For the past few years, the U.S. economy has been struggling, and though now it seems to be in the process of recovering, the retail industry still has some gains to realize. Customers are sensitive to macroeconomic factors, including interest rate hikes, credit availability, increase in fuel costs, high household debts, and high unemployment levels. However, the holiday season coming in and expectations about back-to-school season give some hope to investors.
I will analyze how things are looking for three of the biggest U.S. retailers.
A local player
Kohl’s Corporation (NYSE:KSS) has more than 1,150 department stores across the U.S. and Target Corporation (NYSE:TGT)’s middle-income customers featuring not only nationally recognized brands but also private-label and exclusive-label goods. In addition, Kohl’s Corporation (NYSE:KSS) offers a selection of goods beyond what is available in the stores though its e-commerce site.

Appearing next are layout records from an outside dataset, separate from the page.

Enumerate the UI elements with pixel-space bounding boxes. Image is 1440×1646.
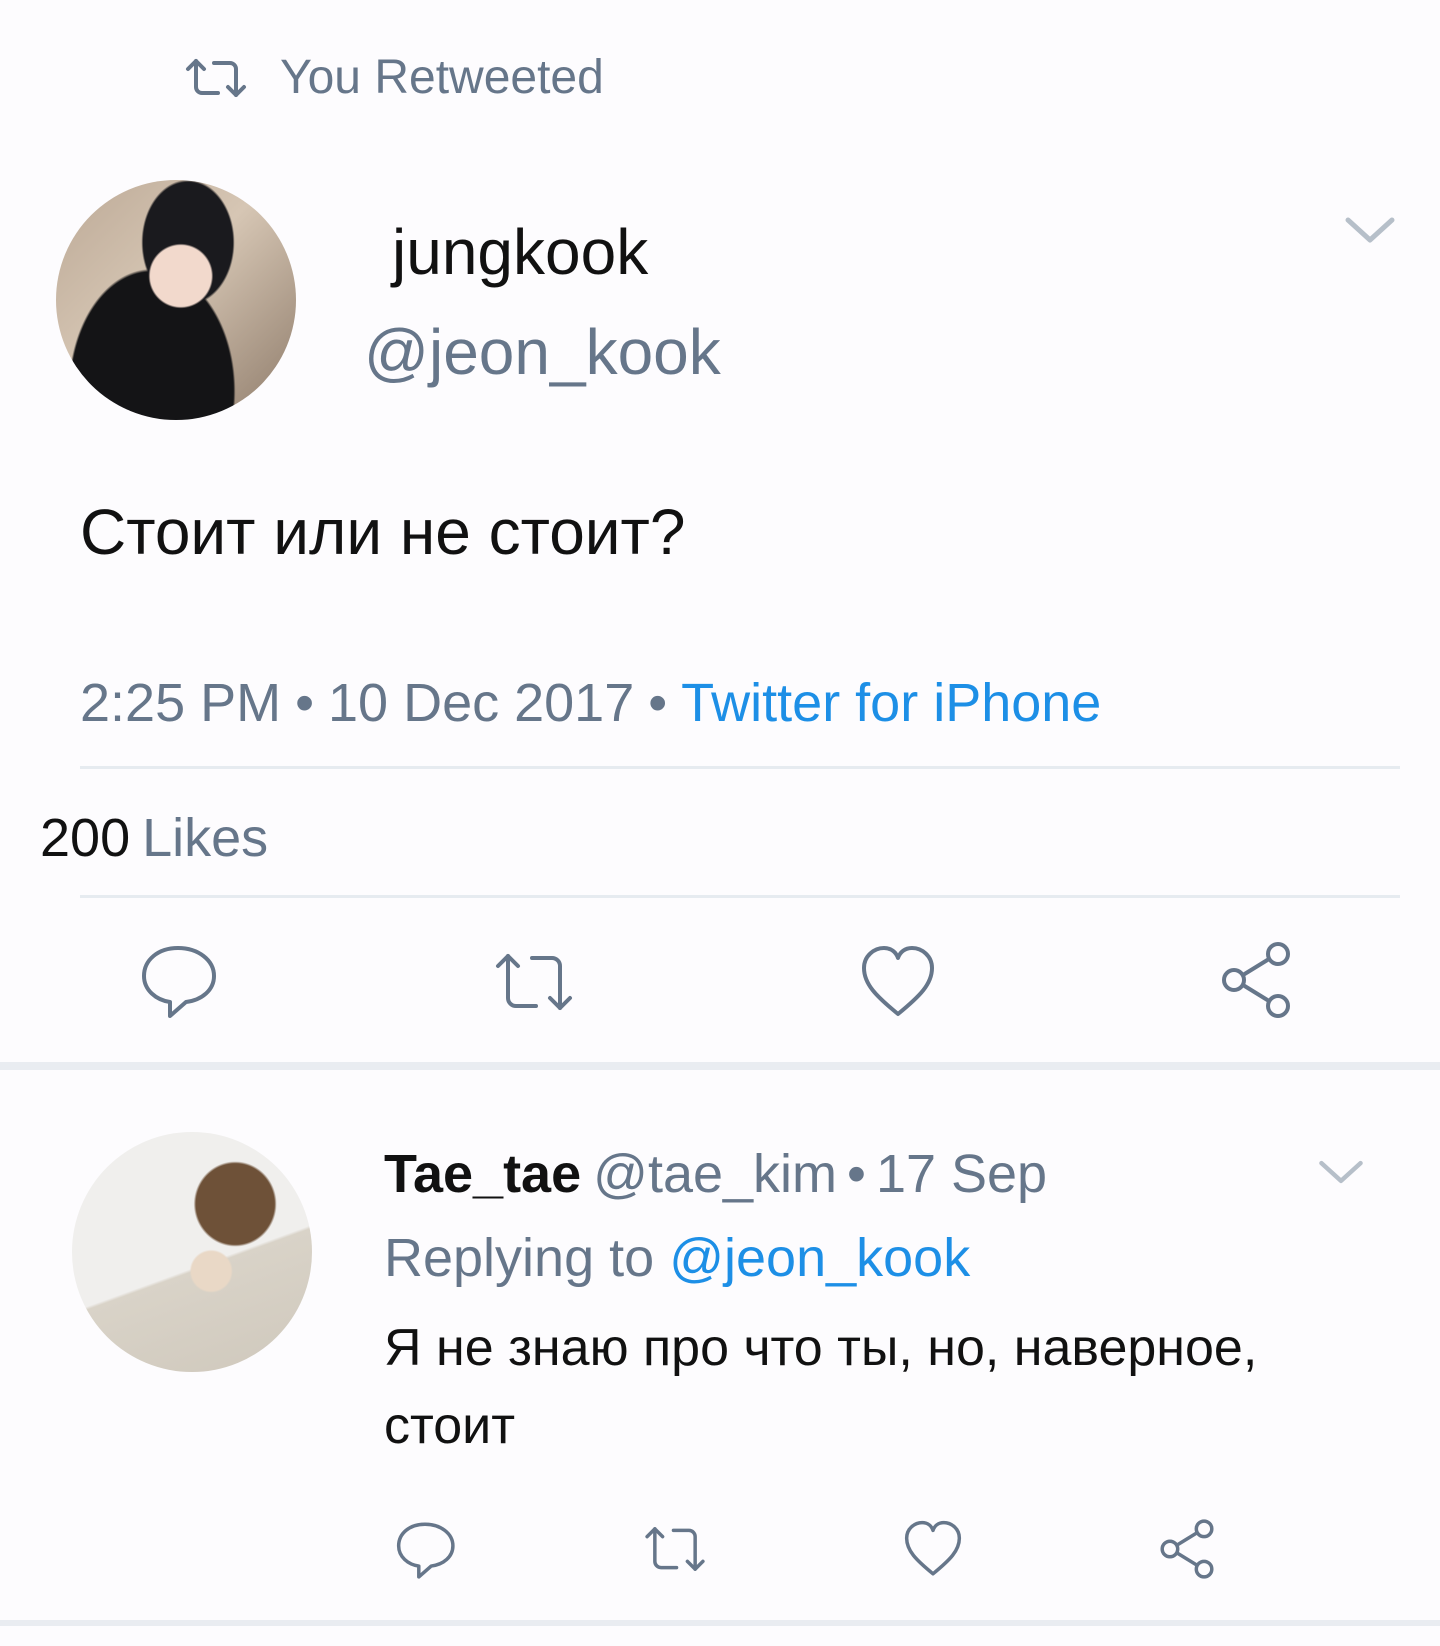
retweet-icon xyxy=(186,58,246,97)
retweet-button[interactable] xyxy=(644,1518,706,1580)
tweet-time: 2:25 PM xyxy=(80,673,282,733)
like-button[interactable] xyxy=(858,942,938,1022)
likes-count[interactable]: 200 Likes xyxy=(40,807,268,869)
author-avatar[interactable] xyxy=(56,180,296,420)
reply-button[interactable] xyxy=(138,940,218,1020)
retweet-button[interactable] xyxy=(494,942,574,1022)
retweet-icon xyxy=(496,954,572,1010)
retweet-banner-text: You Retweeted xyxy=(280,51,604,104)
reply-icon xyxy=(396,1522,455,1579)
meta-separator: • xyxy=(295,673,315,733)
reply-author-avatar[interactable] xyxy=(72,1132,312,1372)
replying-to: Replying to @jeon_kook xyxy=(384,1227,970,1289)
like-icon xyxy=(904,1520,962,1576)
reply-date[interactable]: 17 Sep xyxy=(876,1144,1047,1204)
divider xyxy=(80,895,1400,898)
reply-button[interactable] xyxy=(394,1518,456,1580)
reply-author-display-name[interactable]: Tae_tae xyxy=(384,1144,581,1204)
share-button[interactable] xyxy=(1216,940,1296,1020)
likes-label: Likes xyxy=(142,808,269,868)
share-button[interactable] xyxy=(1156,1518,1218,1580)
chevron-down-icon[interactable] xyxy=(1316,1156,1366,1188)
reply-author-handle[interactable]: @tae_kim xyxy=(593,1144,837,1204)
chevron-down-icon[interactable] xyxy=(1342,212,1398,248)
tweet-date: 10 Dec 2017 xyxy=(328,673,635,733)
meta-separator: • xyxy=(847,1144,866,1204)
share-icon xyxy=(1222,942,1290,1018)
author-handle[interactable]: @jeon_kook xyxy=(364,315,721,389)
tweet-client-link[interactable]: Twitter for iPhone xyxy=(681,673,1101,733)
like-button[interactable] xyxy=(902,1518,964,1580)
tweet-meta: 2:25 PM • 10 Dec 2017 • Twitter for iPhone xyxy=(80,672,1101,734)
reply-text: Я не знаю про что ты, но, наверное, стои… xyxy=(384,1319,1258,1455)
tweet-text: Стоит или не стоит? xyxy=(80,496,686,568)
author-display-name[interactable]: jungkook xyxy=(392,215,648,289)
section-separator xyxy=(0,1062,1440,1070)
replying-prefix: Replying to xyxy=(384,1228,655,1288)
like-icon xyxy=(862,946,934,1016)
likes-number: 200 xyxy=(40,808,131,868)
reply-icon xyxy=(142,946,216,1018)
replying-to-handle-link[interactable]: @jeon_kook xyxy=(669,1228,970,1288)
retweet-banner: You Retweeted xyxy=(184,50,604,105)
share-icon xyxy=(1160,1519,1214,1579)
retweet-icon xyxy=(645,1527,705,1571)
reply-header: Tae_tae @tae_kim • 17 Sep xyxy=(384,1143,1047,1205)
section-separator xyxy=(0,1620,1440,1626)
divider xyxy=(80,766,1400,769)
meta-separator: • xyxy=(648,673,668,733)
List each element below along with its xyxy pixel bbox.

Kohl’s Corporation (NYSE:KSS) first-quarter figures do not show much change from the year ago quarter, but look healthy. Net sales totaled $4.24 billion compared to $4.20 billion in the first quarter of 2012. The main reason behind the results was weak sales during the holiday season, which increased the already high inventory levels. Something tells me the company is facing problems with its marketing strategies and pricing to attract customers. However, the stock has slowly appreciated over the first half of 2013.
Another negative aspect is the fact that Kohl’s Corporation (NYSE:KSS) lacks international exposure, therefore increasing its dependence on the U.S. economy, which is improving but has not yet fully recovered. Low consumer confidence in a highly competitive environment is never encouraging.
On the bright side, Kohl’s Corporation (NYSE:KSS) seems to recognize these issues and has introduced a new merchandise team and established an inventory visibility project. The assortment of brands, especially the exclusive ones to Kohl’s Corporation (NYSE:KSS), are an excellent feature that the company aims to exploit. Additionally, the company’s e-commerce sales have been increasing significantly over the last four years.
Too big to fail
Wal-Mart Stores, Inc. (NYSE:WMT) is the largest retailer in the world with over 10,000 stores, operating in various formats. Businesses are conducted in three segments: Wal-Mart US, Wal-Mart International, and Sam’s Club.
The company announced earnings of $1.14 per share for its first quarter, a 4.6% jump from the prior-year quarter. Revenue reached $114.2 billion, up 1%. The main drivers were top-line growth and productivity improvements.
Wal-Mart Stores, Inc. (NYSE:WMT) has a gigantic scale, being the biggest private employer in the world and planning to hire more than 100,000 people in the next five years while helping establish more full-time positions. Internationally, it has presence in 26 countries with plans to keep expanding. Sales have continuously increased over the past few years, which supports the company’s expansion plans.
Additionally, management is paying special attention to its e-commerce platform, mainly in China. In the U.S., it is focusing on increasing the number of smaller stores to address the threat from dollar stores. Plus, It is increasing its offerings of U.S. products, which can help revitalize the economy.
Financially, Wal-Mart’s balance sheet showed improvements from the year-ago quarter. The company enhanced shareholder returns by repurchasing $2.2 billion in shares and paying $1.6 billion in dividends for the quarter. On the negative side, the recent bribery allegations from some countries is hurting the company’s reputation.